Context: An Iranian freighter was hit by an “explosion” in the Red Sea, after U.S. media reported Israel had struck the ship in retaliation for past Iranian strikes on its vessels.
- Iran was at pains to stress that the freighter was a civilian ship, although other sources said it had been used by Iranian commandos as a base for shipping protection and other duties in the area.
Analysis
- Red Sea narrow strip of water extending southeastward from Suez, Egypt, for about 1,200 miles (1,930 km) to the Bab el-Mandeb Strait, which connects with the Gulf of Aden and thence with the Arabian Sea.
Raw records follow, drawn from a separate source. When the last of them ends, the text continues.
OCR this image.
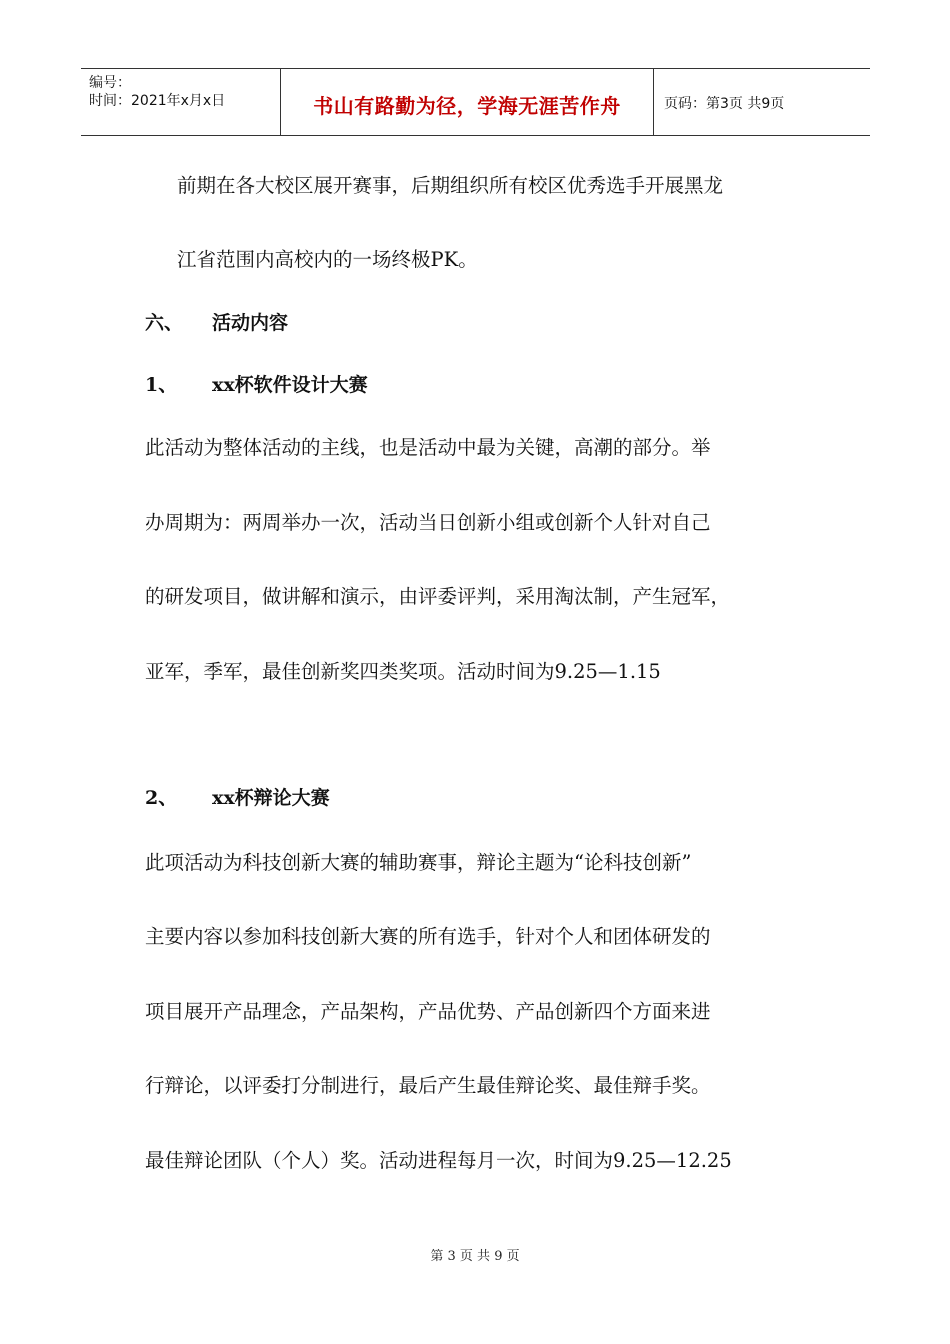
编号：
时间：2021年x月x日	书山有路勤为径，学海无涯苦作舟	页码：第3页 共9页
前期在各大校区展开赛事，后期组织所有校区优秀选手开展黑龙
江省范围内高校内的一场终极PK。
六、 活动内容
1、 xx杯软件设计大赛
此活动为整体活动的主线，也是活动中最为关键，高潮的部分。举
办周期为：两周举办一次，活动当日创新小组或创新个人针对自己
的研发项目，做讲解和演示，由评委评判，采用淘汰制，产生冠军，
亚军，季军，最佳创新奖四类奖项。活动时间为9.25—1.15
2、 xx杯辩论大赛
此项活动为科技创新大赛的辅助赛事，辩论主题为“论科技创新”
主要内容以参加科技创新大赛的所有选手，针对个人和团体研发的
项目展开产品理念，产品架构，产品优势、产品创新四个方面来进
行辩论，以评委打分制进行，最后产生最佳辩论奖、最佳辩手奖。
最佳辩论团队（个人）奖。活动进程每月一次，时间为9.25—12.25
第 3 页 共 9 页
- Geologically, the Gulfs of Suez and Aqaba (Elat) must be considered as the northern extension of the same structure.
- At its northern end the Red Sea splits into two parts, the Gulf of Suez to the northwest and the Gulf of Aqaba to the northeast.
- The sea separates the coasts of Egypt, Sudan, and Eritrea to the west from those of Saudi Arabia and Yemen to the east.
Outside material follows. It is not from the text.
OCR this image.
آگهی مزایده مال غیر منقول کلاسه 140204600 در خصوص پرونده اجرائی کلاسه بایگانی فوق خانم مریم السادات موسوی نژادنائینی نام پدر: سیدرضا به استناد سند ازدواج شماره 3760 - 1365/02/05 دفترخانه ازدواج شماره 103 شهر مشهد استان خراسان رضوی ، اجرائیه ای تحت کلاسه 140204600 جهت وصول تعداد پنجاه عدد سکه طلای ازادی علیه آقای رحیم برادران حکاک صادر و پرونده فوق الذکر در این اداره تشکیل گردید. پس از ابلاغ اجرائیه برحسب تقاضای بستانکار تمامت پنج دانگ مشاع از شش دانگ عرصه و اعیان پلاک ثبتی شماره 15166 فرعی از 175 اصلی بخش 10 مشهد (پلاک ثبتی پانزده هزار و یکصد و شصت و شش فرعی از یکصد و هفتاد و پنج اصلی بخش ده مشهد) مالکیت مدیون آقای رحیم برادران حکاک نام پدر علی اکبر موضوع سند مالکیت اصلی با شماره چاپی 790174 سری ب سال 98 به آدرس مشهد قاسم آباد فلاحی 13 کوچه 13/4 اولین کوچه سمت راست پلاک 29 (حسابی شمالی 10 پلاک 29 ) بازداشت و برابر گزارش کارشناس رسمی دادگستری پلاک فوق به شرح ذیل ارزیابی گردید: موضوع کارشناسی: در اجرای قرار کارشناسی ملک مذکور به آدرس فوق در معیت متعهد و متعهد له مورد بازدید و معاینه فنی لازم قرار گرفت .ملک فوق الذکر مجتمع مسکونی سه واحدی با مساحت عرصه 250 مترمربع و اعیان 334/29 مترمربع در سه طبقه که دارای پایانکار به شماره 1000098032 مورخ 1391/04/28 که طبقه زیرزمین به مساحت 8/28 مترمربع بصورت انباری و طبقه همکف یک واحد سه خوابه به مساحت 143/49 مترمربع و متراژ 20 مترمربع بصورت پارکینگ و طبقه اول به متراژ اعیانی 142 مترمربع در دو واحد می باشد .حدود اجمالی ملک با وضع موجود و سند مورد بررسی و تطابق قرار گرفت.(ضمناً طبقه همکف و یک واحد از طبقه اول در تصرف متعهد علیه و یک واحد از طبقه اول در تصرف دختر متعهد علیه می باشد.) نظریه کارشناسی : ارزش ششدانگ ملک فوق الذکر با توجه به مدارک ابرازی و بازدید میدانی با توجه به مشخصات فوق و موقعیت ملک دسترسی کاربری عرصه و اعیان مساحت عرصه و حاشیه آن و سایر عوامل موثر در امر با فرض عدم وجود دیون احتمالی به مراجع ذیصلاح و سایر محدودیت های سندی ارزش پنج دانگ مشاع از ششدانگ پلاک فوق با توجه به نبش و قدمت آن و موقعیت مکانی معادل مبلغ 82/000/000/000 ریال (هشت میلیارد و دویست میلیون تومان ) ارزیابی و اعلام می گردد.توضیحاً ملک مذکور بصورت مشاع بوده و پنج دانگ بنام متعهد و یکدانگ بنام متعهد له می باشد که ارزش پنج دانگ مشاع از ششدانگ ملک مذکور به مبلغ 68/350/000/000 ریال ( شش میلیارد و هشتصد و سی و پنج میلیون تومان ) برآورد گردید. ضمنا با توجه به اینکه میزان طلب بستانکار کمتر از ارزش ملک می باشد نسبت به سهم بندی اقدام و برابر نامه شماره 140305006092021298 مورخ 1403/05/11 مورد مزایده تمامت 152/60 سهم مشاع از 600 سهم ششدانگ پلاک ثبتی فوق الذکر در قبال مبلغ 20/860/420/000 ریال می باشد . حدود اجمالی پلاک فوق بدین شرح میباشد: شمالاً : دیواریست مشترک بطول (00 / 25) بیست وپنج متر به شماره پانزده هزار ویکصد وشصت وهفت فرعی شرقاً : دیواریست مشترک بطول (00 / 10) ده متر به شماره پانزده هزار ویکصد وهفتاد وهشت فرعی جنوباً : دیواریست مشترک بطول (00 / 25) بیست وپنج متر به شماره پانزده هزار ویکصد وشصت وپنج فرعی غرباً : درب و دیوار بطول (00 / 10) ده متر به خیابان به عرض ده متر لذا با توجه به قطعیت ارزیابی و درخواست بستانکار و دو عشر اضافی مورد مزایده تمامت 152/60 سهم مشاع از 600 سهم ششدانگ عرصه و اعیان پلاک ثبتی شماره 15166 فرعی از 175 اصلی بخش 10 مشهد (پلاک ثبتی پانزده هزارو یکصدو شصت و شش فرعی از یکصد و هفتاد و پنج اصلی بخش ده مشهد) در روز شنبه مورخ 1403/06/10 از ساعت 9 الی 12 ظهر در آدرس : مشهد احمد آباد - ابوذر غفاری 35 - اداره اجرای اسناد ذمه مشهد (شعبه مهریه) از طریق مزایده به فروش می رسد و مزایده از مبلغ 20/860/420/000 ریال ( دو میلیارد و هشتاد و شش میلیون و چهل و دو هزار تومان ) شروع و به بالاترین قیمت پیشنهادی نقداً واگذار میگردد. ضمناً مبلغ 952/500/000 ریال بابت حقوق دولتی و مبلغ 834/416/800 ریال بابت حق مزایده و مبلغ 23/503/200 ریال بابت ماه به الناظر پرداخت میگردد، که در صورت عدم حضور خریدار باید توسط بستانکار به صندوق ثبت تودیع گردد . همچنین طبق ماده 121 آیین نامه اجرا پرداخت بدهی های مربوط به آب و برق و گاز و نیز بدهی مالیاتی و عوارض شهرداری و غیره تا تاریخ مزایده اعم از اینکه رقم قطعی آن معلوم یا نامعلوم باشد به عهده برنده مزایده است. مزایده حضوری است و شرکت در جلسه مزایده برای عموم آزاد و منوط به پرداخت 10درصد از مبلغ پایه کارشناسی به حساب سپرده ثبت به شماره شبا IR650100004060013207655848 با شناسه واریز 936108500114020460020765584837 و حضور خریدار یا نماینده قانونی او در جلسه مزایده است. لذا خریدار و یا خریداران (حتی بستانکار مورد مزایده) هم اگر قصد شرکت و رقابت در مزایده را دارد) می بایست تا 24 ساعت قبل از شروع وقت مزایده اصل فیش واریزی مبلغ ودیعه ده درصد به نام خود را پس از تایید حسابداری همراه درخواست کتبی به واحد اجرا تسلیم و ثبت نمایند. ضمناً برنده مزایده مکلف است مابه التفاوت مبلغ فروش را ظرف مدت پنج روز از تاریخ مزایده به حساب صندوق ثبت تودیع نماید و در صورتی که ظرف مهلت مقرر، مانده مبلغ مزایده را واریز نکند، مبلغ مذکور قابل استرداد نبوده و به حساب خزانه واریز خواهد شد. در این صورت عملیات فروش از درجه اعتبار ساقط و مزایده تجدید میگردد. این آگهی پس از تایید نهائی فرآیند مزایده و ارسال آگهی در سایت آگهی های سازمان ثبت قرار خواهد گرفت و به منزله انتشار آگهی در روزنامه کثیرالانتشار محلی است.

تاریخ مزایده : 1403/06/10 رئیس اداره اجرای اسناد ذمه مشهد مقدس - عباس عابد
- The Red Sea contains some of the world’s hottest and saltiest seawater.
- With its connection to the Mediterranean Sea via the Suez Canal, it is one of the most heavily traveled waterways in the world, carrying maritime traffic between Europe and Asia.
- Its name is derived from the colour changes observed in its waters.
- Normally, the Red Sea is an intense blue-green; occasionally, however, it is populated by extensive blooms of the algae Trichodesmium erythraeum, which, upon dying off, turn the sea a reddish brown colour.
- The Sea lies in a fault depression that separates two great blocks of Earth’s crust—Arabia and North Africa.
- Most of the islands of the Red Sea are merely exposed reefs. There is, however, a group of active volcanoes.
- No water enters the Red Sea from rivers, and rainfall is scant; but the evaporation loss—in excess of 80 inches per year—is made up by an inflow through the eastern channel of the Bab el-Mandeb Strait from the Gulf of Aden.